Busking

I first encountered the term busking when Ed and I were visiting Vancouver, British Columbia.  We were down by the waterfront and saw a sign citing hours and regulations. It took me a while to figure out what it meant. I am used to seeing loitering and panhandling signs but…busking? Busking is the act, and art, of playing live on the street.  Vancouver is filled with talented street performers that stake out their favorite niche and entertain passersby with their art and their patter.  I suppose in larger cities there is a vigorous pecking order governing the best spots and times. Streets around the world are filled with artists who are sharing their craft and performing for tips. Yes, for tips. Don’t forget that part! Many folks make their living from playing on the street.

This past weekend was Memorial Day and the square in downtown Prescott was hopping. Memorial Day is a time to give thanks to the men and women who give service to our country and, to welcome in summer.

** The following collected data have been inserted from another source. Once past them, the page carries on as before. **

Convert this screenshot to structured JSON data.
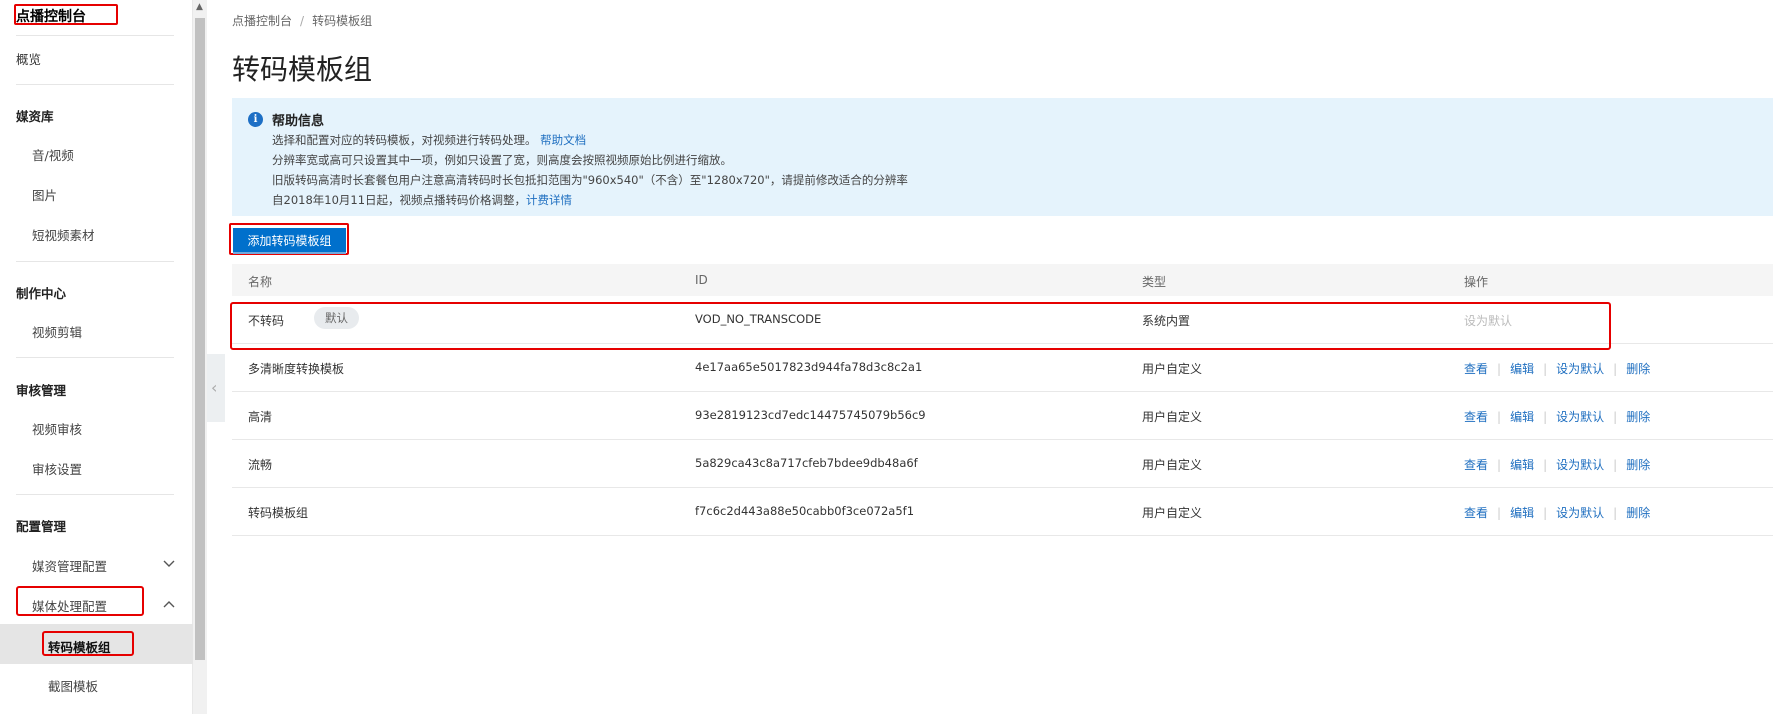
{
  "sidebar": {
    "title": "点播控制台",
    "overview": "概览",
    "groups": {
      "media_library": "媒资库",
      "production": "制作中心",
      "review": "审核管理",
      "config": "配置管理"
    },
    "items": {
      "audio_video": "音/视频",
      "images": "图片",
      "short_video": "短视频素材",
      "video_edit": "视频剪辑",
      "video_review": "视频审核",
      "review_settings": "审核设置",
      "media_mgmt_config": "媒资管理配置",
      "media_process_config": "媒体处理配置",
      "transcode_group": "转码模板组",
      "snapshot_template": "截图模板"
    }
  },
  "breadcrumb": {
    "root": "点播控制台",
    "sep": "/",
    "current": "转码模板组"
  },
  "page_title": "转码模板组",
  "help": {
    "title": "帮助信息",
    "line1": "选择和配置对应的转码模板，对视频进行转码处理。",
    "line1_link": "帮助文档",
    "line2": "分辨率宽或高可只设置其中一项，例如只设置了宽，则高度会按照视频原始比例进行缩放。",
    "line3": "旧版转码高清时长套餐包用户注意高清转码时长包抵扣范围为\"960x540\"（不含）至\"1280x720\"，请提前修改适合的分辨率",
    "line4": "自2018年10月11日起，视频点播转码价格调整，",
    "line4_link": "计费详情"
  },
  "add_button": "添加转码模板组",
  "table": {
    "headers": {
      "name": "名称",
      "id": "ID",
      "type": "类型",
      "ops": "操作"
    },
    "default_badge": "默认",
    "op_labels": {
      "view": "查看",
      "edit": "编辑",
      "set_default": "设为默认",
      "delete": "删除"
    },
    "rows": [
      {
        "name": "不转码",
        "id": "VOD_NO_TRANSCODE",
        "type": "系统内置",
        "set_default": "设为默认"
      },
      {
        "name": "多清晰度转换模板",
        "id": "4e17aa65e5017823d944fa78d3c8c2a1",
        "type": "用户自定义"
      },
      {
        "name": "高清",
        "id": "93e2819123cd7edc14475745079b56c9",
        "type": "用户自定义"
      },
      {
        "name": "流畅",
        "id": "5a829ca43c8a717cfeb7bdee9db48a6f",
        "type": "用户自定义"
      },
      {
        "name": "转码模板组",
        "id": "f7c6c2d443a88e50cabb0f3ce072a5f1",
        "type": "用户自定义"
      }
    ]
  },
  "colors": {
    "accent": "#0070cc",
    "link": "#1f6fc0",
    "highlight_box": "#e60000",
    "help_bg": "#e5f3fc"
  }
}
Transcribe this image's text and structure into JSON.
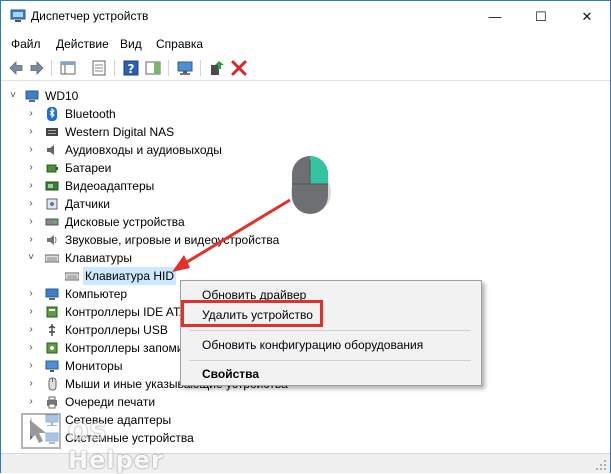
{
  "window": {
    "title": "Диспетчер устройств",
    "minimize": "—",
    "maximize": "☐",
    "close": "✕",
    "border_color": "#2b79c9"
  },
  "menubar": {
    "items": [
      "Файл",
      "Действие",
      "Вид",
      "Справка"
    ]
  },
  "toolbar": {
    "icons": [
      "back-icon",
      "forward-icon",
      "show-hide-tree-icon",
      "properties-icon",
      "help-icon",
      "action-pane-icon",
      "monitor-icon",
      "update-driver-icon",
      "uninstall-icon"
    ]
  },
  "tree": {
    "root": {
      "label": "WD10",
      "expanded": true
    },
    "items": [
      {
        "label": "Bluetooth",
        "icon": "bluetooth-icon",
        "expanded": false
      },
      {
        "label": "Western Digital NAS",
        "icon": "nas-icon",
        "expanded": false
      },
      {
        "label": "Аудиовходы и аудиовыходы",
        "icon": "speaker-icon",
        "expanded": false
      },
      {
        "label": "Батареи",
        "icon": "battery-icon",
        "expanded": false
      },
      {
        "label": "Видеоадаптеры",
        "icon": "display-adapter-icon",
        "expanded": false
      },
      {
        "label": "Датчики",
        "icon": "sensor-icon",
        "expanded": false
      },
      {
        "label": "Дисковые устройства",
        "icon": "disk-icon",
        "expanded": false
      },
      {
        "label": "Звуковые, игровые и видеоустройства",
        "icon": "sound-icon",
        "expanded": false
      },
      {
        "label": "Клавиатуры",
        "icon": "keyboard-icon",
        "expanded": true
      },
      {
        "label": "Клавиатура HID",
        "icon": "keyboard-icon",
        "child": true,
        "selected": true
      },
      {
        "label": "Компьютер",
        "icon": "computer-icon",
        "expanded": false
      },
      {
        "label": "Контроллеры IDE ATA/ATAPI",
        "icon": "ide-icon",
        "expanded": false
      },
      {
        "label": "Контроллеры USB",
        "icon": "usb-icon",
        "expanded": false
      },
      {
        "label": "Контроллеры запоминающих устройств",
        "icon": "storage-icon",
        "expanded": false
      },
      {
        "label": "Мониторы",
        "icon": "monitor-icon",
        "expanded": false
      },
      {
        "label": "Мыши и иные указывающие устройства",
        "icon": "mouse-icon",
        "expanded": false
      },
      {
        "label": "Очереди печати",
        "icon": "printer-icon",
        "expanded": false
      },
      {
        "label": "Сетевые адаптеры",
        "icon": "network-icon",
        "expanded": false
      },
      {
        "label": "Системные устройства",
        "icon": "system-icon",
        "expanded": false
      }
    ]
  },
  "context_menu": {
    "items": [
      "Обновить драйвер",
      "Удалить устройство",
      "Обновить конфигурацию оборудования",
      "Свойства"
    ],
    "highlighted": "Удалить устройство",
    "highlight_color": "#e5302a"
  },
  "watermark": {
    "text": "OS Helper"
  }
}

I took the opportunity to setup with my friend Kevin Scheevel, in front of Christina’z Boutique, a great downtown clothing store. There is a highly-respected western art show each year at this time. With our backs pressed to the storefront to allow pedestrians free access to the sidewalk, we played, sang, and cajoled people walking by on the street.

Jo Kevin Busking 2

In this situation, we set up a bit of a sound system to draw interest from all the activity across the street on the square. When you are busking, it is important to be courteous and respectful of businesses impacted by your location. We were electrified and not far from a church holding Sunday morning services so we were careful to modulate our sound. You also have to be mindful of local ordinances. You may be asked to move along. If you are friendly, and your art is appealing, you are an attractive nuisance that can bring foot traffic to local businesses. That can be a good thing.

The next time we go busking, we will go acoustic and roam. There is much to be said for freedom from technology. Finding a location with good natural acoustics, like a doorway, can be a good way to amplify your sound. A word of advice – if you are going to busk, you really need to speak up and engage with people. I have seen many musicians that play in a doorway or sitting on a park bench, shyly performing, perhaps too afraid to interact with people on the street. If you are going to put yourself out there, do it with style, warmth, and connection.

Remember to setup your instrument case, a hat, or a jar to collect your gratuities 🙂

Happy busking!

2 Comments

  1. Robin Cameron

    Hey Jo, I love your website – busking and all. Great “You Tube” video, not just the song but the stunning photography and the message it conveys. Way to go, and good for Alex that he could offer some help. Cheers to all. xo

    Reply
  2. Lois Eggers

    Jo, how nice to see and hear this refreshing video. It ‘s wonderful you have been able to share your talents so much more now and I’m sure you will be creating more videos for the enjoyment of more and more persons.
    Loved the information about busking as it was new to me too. Such a warm way to share your music and songs with others.
    But it’s so good to see you and hear your joy of life in the rainy countryside.